Una tarde, a eso de las seis menos cuarto, Martín discute con su mujer, Cristina, mientras está conduciendo.
Vuelven de hacer la compra del mes en un centro comercial -algo lejos de su casa porque vende la comida ecológica y macrobiótica, que tanto le gusta a ella- cuando empieza la bronca.
De hecho, antes de la discusión, Cristina iba pensando en que le gustaría crear un blog sobre alimentación saludable para compartir sus hábitos por Internet. «Quien sabe si eso no puede acabar convirtiéndose en un negocio. Así no tendría que trabajar con su marido, Martín«.
Resulta que ambos tienen una asesoría informática, que les hace enfrentarse más de lo que discuten por temas como el de esa ocasión.
La disputa ha surgido cuando él le ha preguntado si no sería mejor que parasen en casa antes de ir a la playa, para descargar todo lo del maletero.
Aparte de que es verdad que les pilla de camino, Martín le ha prometido que no va a llevarles mucho tiempo. «Así vemos que tal está el perro, e incluso podemos llevarlo a la playa para que corra un poco».
El problema es que Cristina quiere ir directamente y sin perro. Así que, cuando él insiste, ella le dice que, como no llevan nada congelado, o que pueda estropearse, no quiere llegar a la playa cuando el sol haya perdido toda la fuerza. ¿Has visto la fecha que es y lo pálida que estoy? -dice mostrándole los antebrazos-.
Martín no mira directamente y tiene la sensación de que, no hace mucho, tuvieron la misma discusión defendiendo la misma postura de su cónyuge. Es por eso que decide ceder, como hace siempre, para no alimentar una discusión que sabe que irá enfadando a su mujer hasta hacerle pierder los nervios.
Justo está pensando en ello, cuando, sin saber por qué, toma el desvío hacia su casa.
Al darse cuenta, Cristina empieza a gritarle que dé media vuelta.
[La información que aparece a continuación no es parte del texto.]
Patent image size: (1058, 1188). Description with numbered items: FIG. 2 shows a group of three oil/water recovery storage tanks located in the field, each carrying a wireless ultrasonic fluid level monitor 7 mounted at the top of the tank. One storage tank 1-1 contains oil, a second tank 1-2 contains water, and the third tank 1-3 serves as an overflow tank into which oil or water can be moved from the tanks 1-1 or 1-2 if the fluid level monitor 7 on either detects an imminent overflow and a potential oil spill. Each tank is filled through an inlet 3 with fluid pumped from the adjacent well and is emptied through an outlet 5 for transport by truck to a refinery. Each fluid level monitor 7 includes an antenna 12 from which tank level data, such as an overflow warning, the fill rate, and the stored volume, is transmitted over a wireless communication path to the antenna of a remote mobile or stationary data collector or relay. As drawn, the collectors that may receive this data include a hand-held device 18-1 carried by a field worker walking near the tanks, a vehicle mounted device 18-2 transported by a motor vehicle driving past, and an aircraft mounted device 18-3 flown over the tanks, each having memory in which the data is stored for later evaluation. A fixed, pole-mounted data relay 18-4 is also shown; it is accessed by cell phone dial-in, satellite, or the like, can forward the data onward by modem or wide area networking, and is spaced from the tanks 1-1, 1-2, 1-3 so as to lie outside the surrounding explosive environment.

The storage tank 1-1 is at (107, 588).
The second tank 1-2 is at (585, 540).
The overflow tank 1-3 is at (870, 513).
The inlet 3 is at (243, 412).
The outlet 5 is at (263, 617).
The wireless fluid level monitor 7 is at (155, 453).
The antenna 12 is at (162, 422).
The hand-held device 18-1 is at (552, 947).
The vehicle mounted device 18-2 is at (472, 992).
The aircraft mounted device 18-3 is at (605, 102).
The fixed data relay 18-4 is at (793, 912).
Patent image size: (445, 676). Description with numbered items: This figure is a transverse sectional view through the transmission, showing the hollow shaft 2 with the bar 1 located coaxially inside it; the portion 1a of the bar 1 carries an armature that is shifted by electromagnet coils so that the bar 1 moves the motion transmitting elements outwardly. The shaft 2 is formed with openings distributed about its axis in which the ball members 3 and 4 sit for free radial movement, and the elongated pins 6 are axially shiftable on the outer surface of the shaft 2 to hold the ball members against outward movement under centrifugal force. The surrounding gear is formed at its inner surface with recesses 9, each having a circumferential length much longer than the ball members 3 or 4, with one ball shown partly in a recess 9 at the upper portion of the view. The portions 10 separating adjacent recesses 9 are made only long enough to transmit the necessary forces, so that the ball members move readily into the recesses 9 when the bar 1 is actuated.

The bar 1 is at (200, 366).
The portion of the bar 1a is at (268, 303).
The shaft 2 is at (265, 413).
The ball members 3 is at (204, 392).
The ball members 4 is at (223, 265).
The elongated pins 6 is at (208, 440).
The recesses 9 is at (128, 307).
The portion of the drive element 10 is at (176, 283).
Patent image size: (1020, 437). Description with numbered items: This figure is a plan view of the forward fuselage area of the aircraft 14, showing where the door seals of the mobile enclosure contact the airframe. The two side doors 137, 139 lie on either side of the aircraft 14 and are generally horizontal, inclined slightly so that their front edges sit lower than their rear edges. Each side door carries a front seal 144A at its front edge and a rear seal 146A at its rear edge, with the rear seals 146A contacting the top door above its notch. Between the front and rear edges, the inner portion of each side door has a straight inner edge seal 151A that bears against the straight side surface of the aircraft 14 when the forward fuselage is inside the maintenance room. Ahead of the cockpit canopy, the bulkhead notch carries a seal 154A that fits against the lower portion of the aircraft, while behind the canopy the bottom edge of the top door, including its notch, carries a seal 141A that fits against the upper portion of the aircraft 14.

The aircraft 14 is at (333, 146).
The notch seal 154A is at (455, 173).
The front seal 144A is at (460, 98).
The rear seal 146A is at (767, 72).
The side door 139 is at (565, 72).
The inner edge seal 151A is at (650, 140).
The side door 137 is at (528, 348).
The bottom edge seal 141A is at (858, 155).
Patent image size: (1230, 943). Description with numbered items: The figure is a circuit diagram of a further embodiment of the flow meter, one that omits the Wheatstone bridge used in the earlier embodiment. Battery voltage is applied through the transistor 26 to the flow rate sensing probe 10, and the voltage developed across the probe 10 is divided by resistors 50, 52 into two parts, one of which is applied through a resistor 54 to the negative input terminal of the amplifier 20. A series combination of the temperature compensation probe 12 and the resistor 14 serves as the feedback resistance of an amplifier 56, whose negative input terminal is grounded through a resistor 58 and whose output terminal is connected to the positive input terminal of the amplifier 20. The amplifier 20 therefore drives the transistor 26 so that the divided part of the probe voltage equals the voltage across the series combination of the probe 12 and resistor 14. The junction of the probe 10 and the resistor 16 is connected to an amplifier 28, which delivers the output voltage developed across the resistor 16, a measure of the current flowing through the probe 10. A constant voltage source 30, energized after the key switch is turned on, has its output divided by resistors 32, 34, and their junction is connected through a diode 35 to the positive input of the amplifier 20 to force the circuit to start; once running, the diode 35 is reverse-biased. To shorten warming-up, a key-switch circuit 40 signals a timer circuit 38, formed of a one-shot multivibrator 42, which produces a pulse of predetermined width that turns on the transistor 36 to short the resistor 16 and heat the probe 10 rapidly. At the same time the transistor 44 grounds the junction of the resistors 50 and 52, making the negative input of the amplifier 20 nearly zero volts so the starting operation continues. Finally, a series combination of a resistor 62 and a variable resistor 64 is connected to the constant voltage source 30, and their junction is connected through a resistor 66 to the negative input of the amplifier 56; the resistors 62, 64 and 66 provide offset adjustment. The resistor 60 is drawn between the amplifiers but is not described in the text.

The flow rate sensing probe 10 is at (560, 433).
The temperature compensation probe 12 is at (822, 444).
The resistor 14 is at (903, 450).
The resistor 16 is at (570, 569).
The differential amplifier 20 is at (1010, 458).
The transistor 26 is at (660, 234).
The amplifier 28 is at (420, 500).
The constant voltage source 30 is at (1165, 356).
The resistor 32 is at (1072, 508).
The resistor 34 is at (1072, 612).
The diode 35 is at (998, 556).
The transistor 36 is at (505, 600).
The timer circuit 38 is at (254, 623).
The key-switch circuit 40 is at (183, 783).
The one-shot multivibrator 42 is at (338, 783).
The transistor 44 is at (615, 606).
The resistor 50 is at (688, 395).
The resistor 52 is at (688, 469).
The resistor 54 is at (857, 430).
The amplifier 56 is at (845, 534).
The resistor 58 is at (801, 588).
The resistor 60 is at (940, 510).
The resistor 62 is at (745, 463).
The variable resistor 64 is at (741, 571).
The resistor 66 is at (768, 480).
Él ojea el retrovisor y trata de explicarle lo que ha pasado: que lo ha hecho sin querer; que había decidido ir primero a la playa, pero que le ha traicionado el subconsciente en el último momento.
El problema es que ella cree que es mentira. Es más, piensa que la toma por tonta y eso le enfurece todavía más. Si fuera yo quien conduce, no me habría atrevido a aprovecharlo para imponer mi opinión -le dice mientras hace saltar el anclaje del cinturón de seguridad.
-¡Para ahora mismo!
Martín vuelve a ojear el retrovisor y ve que el coche de atrás no guarda una distancia segura. Tal vez porque él la ha reducido la marcha cuando su mujer ha empezado a gritarle. Es Cristina quien pulsa el botón que activa las luces de emergencia.
-¡Para ahora mismo, que me bajo!
Como no le obedece, porque sigue aferrado al volante tratando de no distraerse, ella intenta abrir la puerta en marcha. Por suerte, Martín tiene la costumbre de echar el seguro centralizado que hay en el lado de conductor.
Cristina se siente atrapada y eso le pone más furiosa.
Al ver que su mujer está fuera de sí, trata de decirle que es peligroso parar justo ahí, que ya están muy cerca de casa, que se calme, que pueden hablarlo cuando lleguen, que siente mucho haberse confundido…
Sin embargo, es incapaz de verbalizar lo que piensa, abrumado por el nerviosismo que le produce que le griten mientras conduce. Está tan asustado que siente que no va a poder soltar el volante ni cuando haya conseguido parar el motor; igual que si sus muñecas se hubiesen desvanecido y los antebrazos estuvieran conectados directamente a las manos; incapaces de maniobrar de otra forma que no implique salirse de la carretera.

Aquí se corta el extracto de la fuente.